You can view the repo for the original Next.js-powered site here.
You'll need the following on your system to build this app:
- Go (Installation guide)
- Templ CLI (Installation guide)
- Air (Installation guide)
- Node/NPM (Installation guide)
After cloning the repo, run the following commands:
go mod tidy
npm install
To build the assets during development, run the following command:
npm run dev
You can start the Go app with live reloading using the following command:
air
The Templ watcher has issues at the time of development, but once they are resolved the watcher can be run with the following command:
templ generate --watch --proxy="http://localhost:3005" --cmd="go run ."
To build the project for the local machine, run the following command:
npm run build && templ generate && go build -o bakersfieldtechnology.com
To build the project for the production x86 Linux server, run the following command:
npm run build && templ generate && GOOS=linux GOARCH=amd64 go build -o bakersfieldtechnology.com
You'll find a unit file and Caddyfile for the server in the deployment/
directory of this project. The unit file will require some modification to tailor it to the particular server.
I'm using Echo for routing on this project because I want to try something I haven't used, Echo's error handling looks simpler than net/http
-compatible libraries, it has comprehensive docs, and Primeagen uses it in his Go repos 🤷♂️
For posterity, I'm including a list of all the routers I evaluated for this project below.
- Echo Zero dynamic allocation router.
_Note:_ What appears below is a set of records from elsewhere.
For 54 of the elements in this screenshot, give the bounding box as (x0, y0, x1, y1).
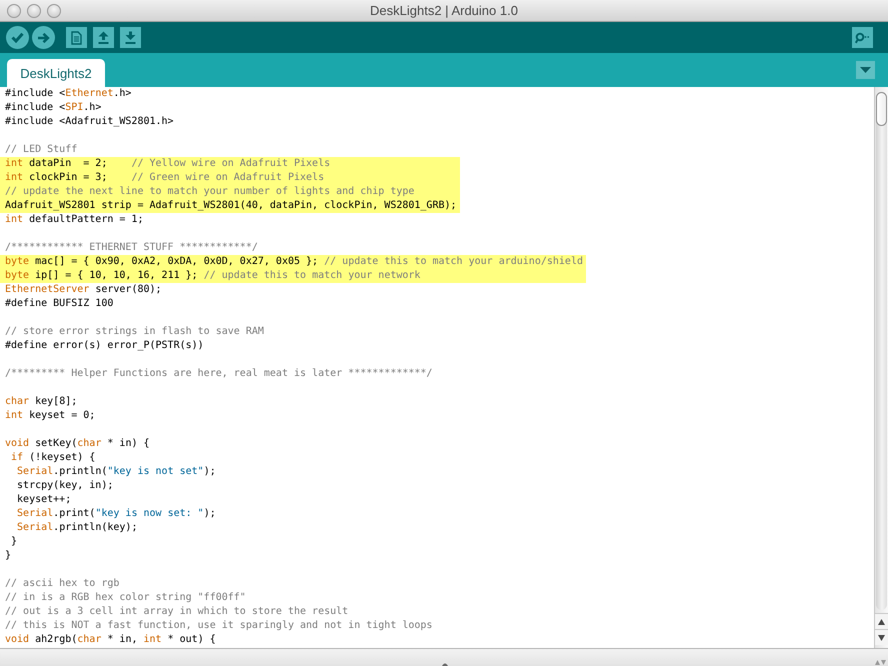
close-button[interactable] (7, 4, 21, 18)
code-line: #define BUFSIZ 100 (4, 297, 114, 311)
magnifier-icon (855, 32, 870, 44)
grip-icon (442, 662, 448, 666)
save-button[interactable] (120, 27, 141, 48)
caret-down-icon (860, 67, 871, 73)
code-line: #define error(s) error_P(PSTR(s)) (4, 339, 205, 353)
zoom-button[interactable] (47, 4, 61, 18)
code-line: Serial.println("key is not set"); (16, 465, 217, 479)
code-line: if (!keyset) { (10, 451, 96, 465)
code-line: } (10, 535, 18, 549)
scroll-down-button[interactable] (875, 629, 888, 645)
code-line: // ascii hex to rgb (4, 577, 120, 591)
right-arrow-icon (37, 32, 50, 44)
document-icon (71, 30, 82, 44)
code-line: } (4, 549, 12, 563)
code-line: char key[8]; (4, 395, 78, 409)
serial-monitor-button[interactable] (852, 27, 873, 48)
code-line: keyset++; (16, 493, 72, 507)
open-button[interactable] (93, 27, 114, 48)
code-line: // store error strings in flash to save RAM (4, 325, 265, 339)
code-line: int keyset = 0; (4, 409, 96, 423)
tab-menu-button[interactable] (856, 61, 875, 79)
scrollbar-thumb[interactable] (876, 92, 887, 126)
new-button[interactable] (66, 27, 87, 48)
check-icon (11, 32, 24, 43)
code-line: void ah2rgb(char * in, int * out) { (4, 633, 217, 647)
upload-button[interactable] (32, 26, 55, 49)
code-line: #include <Ethernet.h> (4, 87, 132, 101)
code-line: #include <SPI.h> (4, 101, 102, 115)
down-arrow-icon (125, 31, 136, 44)
down-triangle-icon (878, 634, 885, 640)
code-line: // out is a 3 cell int array in which to store the result (4, 605, 350, 619)
vertical-scrollbar[interactable] (874, 87, 888, 648)
code-line: /********* Helper Functions are here, real meat is later *************/ (4, 367, 434, 381)
code-line: int defaultPattern = 1; (4, 213, 144, 227)
code-line: // in is a RGB hex color string "ff00ff" (4, 591, 247, 605)
scroll-arrows-icon (875, 660, 886, 665)
verify-button[interactable] (6, 26, 29, 49)
code-line: #include <Adafruit_WS2801.h> (4, 115, 175, 129)
minimize-button[interactable] (27, 4, 41, 18)
window-title: DeskLights2 | Arduino 1.0 (370, 3, 518, 18)
scroll-up-button[interactable] (875, 613, 888, 629)
code-line: // this is NOT a fast function, use it sparingly and not in tight loops (4, 619, 434, 633)
code-line: strcpy(key, in); (16, 479, 114, 493)
up-triangle-icon (878, 618, 885, 624)
file-tab[interactable]: DeskLights2 (7, 59, 105, 87)
up-arrow-icon (98, 31, 109, 44)
code-line: void setKey(char * in) { (4, 437, 151, 451)
code-line: // LED Stuff (4, 143, 78, 157)
code-line: Serial.println(key); (16, 521, 138, 535)
code-line: /************ ETHERNET STUFF ************/ (4, 241, 259, 255)
code-line: Serial.print("key is now set: "); (16, 507, 217, 521)
code-line: EthernetServer server(80); (4, 283, 163, 297)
Best docs. Not
net/http
compatible, but has simpler error handling story. - Chi. ~1000 lines of code. Compatible with
net/http
. No external dependencies. - Gorilla Mux. Very popular. Compatible with
net/http
. - Gin. Claims to be the fastest router. Zero allocations. Docs leave a lot to be desired.
The gopls
support for mutually exclusive build tags isn't great. Read more here.
I'm not sure exactly how to make gopls
work with Go build tags in Neovim, but maybe when I understand a little bit more about Neovim this Discourse dicussion will make more sense.